Many eyes but few leads from Times Square

The NYPD has 82 cameras in and around Times Square and was still poring through them yesterday. After reviewing footage from 30 cameras Sunday, police found just three with leads for Saturday’s would-be car bomber.

With scant images of the Nissan Pathfinder’s driver, Mayor Michael Bloomberg yesterday renewed his push for the Midtown Manhattan Security Initiative, a network of public and private security cameras to blanket 30th to 60th streets, river to river. The expansion of Lower Manhattan’s “Ring of Steel,” has come under fire from civil liberties advocates.

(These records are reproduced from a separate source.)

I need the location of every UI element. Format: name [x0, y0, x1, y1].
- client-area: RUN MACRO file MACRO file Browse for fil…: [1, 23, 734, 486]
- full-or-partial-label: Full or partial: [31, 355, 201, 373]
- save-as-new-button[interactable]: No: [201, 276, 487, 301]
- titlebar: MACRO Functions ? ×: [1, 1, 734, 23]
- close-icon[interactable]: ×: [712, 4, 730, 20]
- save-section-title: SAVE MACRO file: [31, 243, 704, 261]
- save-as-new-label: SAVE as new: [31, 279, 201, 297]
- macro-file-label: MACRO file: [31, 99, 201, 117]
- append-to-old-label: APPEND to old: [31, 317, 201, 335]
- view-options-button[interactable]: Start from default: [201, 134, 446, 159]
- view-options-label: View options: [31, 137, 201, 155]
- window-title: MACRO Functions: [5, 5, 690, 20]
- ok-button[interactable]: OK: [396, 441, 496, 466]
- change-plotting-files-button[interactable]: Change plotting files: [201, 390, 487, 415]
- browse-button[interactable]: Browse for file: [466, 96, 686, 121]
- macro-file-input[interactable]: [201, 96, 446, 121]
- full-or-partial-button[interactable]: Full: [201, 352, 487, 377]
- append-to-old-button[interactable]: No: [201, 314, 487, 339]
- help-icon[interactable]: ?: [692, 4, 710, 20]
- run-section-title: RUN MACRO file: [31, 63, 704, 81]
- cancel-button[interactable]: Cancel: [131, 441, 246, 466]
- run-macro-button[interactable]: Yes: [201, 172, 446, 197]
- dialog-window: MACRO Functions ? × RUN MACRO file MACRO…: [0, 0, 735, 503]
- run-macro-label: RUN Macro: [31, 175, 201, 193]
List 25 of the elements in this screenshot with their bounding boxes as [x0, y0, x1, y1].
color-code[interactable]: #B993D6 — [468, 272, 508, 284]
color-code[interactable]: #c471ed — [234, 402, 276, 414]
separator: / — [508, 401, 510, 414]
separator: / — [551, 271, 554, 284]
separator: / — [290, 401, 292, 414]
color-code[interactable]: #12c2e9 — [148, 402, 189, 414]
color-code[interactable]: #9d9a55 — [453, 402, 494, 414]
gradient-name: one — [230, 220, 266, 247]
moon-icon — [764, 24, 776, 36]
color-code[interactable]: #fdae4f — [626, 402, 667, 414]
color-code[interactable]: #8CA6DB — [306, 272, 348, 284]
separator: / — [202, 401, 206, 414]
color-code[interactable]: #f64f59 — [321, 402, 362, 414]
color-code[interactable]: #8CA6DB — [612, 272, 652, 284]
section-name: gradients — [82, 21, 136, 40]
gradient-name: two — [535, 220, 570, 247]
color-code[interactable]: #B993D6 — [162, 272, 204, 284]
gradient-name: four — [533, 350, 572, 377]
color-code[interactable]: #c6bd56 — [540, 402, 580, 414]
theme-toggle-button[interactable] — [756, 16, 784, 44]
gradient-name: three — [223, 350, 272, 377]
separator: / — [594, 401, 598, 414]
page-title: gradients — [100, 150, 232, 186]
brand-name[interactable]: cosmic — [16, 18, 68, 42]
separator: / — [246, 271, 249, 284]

“That will greatly enhance our ability and the ability of the police to detect suspicious activity in real time and disrupt possible attacks,” Bloomberg said. “It will also give police more evidence more quickly concerning incidents.”

Yesterday, police went to stores and banks to check their cameras and even called on tourists to come forward with potentially relevant footage, as a Pennsylvania resident did.

Police Commissioner Raymond Kelly said Sunday that a surveillance system would have analytic software that could detect such suspicious behavior as a bag left unattended or a vehicle cruising many times around the same block. “It has a lot of promise in that regard,” he said.

However, the MTA’s $215 million contract with Lockheed Martin for a surveillance system to detect abandoned objects failed to work when bags were positioned among hundreds of moving forms, WNYC reported last month.